Can I make this without turmeric?
Yes, it’ll still taste great. Try a pinch of curry powder or a little paprika as an alternative.

My curry tastes sour—what can I do?
Great question. Just stir in a teaspoon of sugar to balance the acidity from the tomatoes.

Can I use chicken instead of turkey?
Absolutely!
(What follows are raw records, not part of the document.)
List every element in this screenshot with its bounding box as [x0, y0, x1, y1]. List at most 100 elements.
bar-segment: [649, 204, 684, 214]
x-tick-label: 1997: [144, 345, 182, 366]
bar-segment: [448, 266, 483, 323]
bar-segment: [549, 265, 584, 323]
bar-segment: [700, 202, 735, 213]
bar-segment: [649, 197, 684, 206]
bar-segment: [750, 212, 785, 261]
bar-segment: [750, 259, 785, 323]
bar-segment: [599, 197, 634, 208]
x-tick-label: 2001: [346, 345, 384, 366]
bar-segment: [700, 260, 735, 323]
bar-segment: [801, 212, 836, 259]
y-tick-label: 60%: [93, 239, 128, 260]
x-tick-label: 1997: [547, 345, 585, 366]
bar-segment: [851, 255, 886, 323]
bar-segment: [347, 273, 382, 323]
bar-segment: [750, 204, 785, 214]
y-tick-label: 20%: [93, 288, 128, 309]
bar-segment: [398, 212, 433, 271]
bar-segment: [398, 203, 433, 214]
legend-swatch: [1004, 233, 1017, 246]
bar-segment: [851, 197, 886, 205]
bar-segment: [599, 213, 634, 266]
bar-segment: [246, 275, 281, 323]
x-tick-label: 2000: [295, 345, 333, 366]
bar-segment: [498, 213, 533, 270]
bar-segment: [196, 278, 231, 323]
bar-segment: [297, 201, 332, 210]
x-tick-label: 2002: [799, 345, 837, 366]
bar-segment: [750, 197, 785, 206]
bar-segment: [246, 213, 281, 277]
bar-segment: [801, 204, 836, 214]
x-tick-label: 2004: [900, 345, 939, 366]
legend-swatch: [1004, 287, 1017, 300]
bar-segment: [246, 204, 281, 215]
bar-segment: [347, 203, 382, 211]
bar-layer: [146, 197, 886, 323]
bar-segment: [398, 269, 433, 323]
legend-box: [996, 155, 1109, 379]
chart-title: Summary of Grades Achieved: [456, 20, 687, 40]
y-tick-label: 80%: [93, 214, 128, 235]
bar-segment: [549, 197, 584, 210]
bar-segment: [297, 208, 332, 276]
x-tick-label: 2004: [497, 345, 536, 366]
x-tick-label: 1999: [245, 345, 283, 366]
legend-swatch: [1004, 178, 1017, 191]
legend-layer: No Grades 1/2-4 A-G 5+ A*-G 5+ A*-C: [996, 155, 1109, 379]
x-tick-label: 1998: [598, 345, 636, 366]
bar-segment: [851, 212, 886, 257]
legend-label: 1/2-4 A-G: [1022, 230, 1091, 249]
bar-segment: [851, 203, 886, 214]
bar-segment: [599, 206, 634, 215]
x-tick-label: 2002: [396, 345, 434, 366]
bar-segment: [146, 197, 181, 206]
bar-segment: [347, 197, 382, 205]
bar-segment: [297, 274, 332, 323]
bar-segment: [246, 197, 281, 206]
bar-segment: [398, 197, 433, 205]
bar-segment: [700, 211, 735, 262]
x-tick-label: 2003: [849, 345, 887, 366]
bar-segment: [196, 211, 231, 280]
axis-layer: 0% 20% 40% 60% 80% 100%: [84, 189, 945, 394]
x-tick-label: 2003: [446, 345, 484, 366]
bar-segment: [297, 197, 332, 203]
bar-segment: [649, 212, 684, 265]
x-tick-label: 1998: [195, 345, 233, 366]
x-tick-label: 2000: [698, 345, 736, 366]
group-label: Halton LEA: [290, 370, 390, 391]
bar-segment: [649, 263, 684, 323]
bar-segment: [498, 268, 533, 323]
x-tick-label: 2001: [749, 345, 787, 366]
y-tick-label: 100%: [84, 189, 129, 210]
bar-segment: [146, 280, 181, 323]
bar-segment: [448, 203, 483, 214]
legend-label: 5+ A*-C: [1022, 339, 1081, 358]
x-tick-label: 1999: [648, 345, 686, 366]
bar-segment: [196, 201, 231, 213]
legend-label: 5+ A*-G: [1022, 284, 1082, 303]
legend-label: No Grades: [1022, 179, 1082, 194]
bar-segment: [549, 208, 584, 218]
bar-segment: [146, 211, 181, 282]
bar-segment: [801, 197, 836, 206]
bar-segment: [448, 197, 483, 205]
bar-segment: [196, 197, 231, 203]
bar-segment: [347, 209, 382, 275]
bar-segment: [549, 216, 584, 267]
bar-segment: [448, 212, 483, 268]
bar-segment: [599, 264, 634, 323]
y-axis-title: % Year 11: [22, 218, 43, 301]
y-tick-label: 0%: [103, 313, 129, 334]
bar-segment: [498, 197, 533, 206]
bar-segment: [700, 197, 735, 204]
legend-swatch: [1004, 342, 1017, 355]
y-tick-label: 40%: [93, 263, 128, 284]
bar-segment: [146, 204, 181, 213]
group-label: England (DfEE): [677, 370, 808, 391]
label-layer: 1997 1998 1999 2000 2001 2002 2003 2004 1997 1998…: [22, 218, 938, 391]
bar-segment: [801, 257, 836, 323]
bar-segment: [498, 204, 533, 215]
This recipe works beautifully with cooked chicken too.

Try More Recipes:

Jamie Oliver Turkey Curry

Course: DinnerCuisine: British
Servings

4

servings
Prep time

10

minutes
Cooking time

17

minutes
Calories

560

kcal

A creamy, spiced curry using leftover turkey—quick, comforting, and perfect for a flavorful weeknight dinner.

Ingredients

  • 1 tablespoon olive oil

  • 1 medium onion, sliced

  • 1 red pepper, sliced

  • 1 green pepper, sliced

  • 1 teaspoon chilli flakes

  • 3 cloves garlic, crushed or grated

  • 3 cm ginger, grated

  • 3 teaspoons garam masala

  • 2 teaspoons turmeric (optional)

  • 500 g cooked turkey, shredded or cubed

  • 350 ml passata

  • 200 ml coconut milk

  • Salt and pepper to taste

Directions

  • In a wide pan, heat olive oil and gently cook onions and peppers for 5 minutes until soft.
  • Add garlic, ginger, turmeric, chili flakes, and garam masala; cook for 2 minutes.
  • Stir in turkey, passata, coconut milk, salt, and pepper. Bring to a boil.
  • Reduce heat and simmer for 10 minutes until thickened and hot.
  • Serve with rice, naan, or sides of your choice.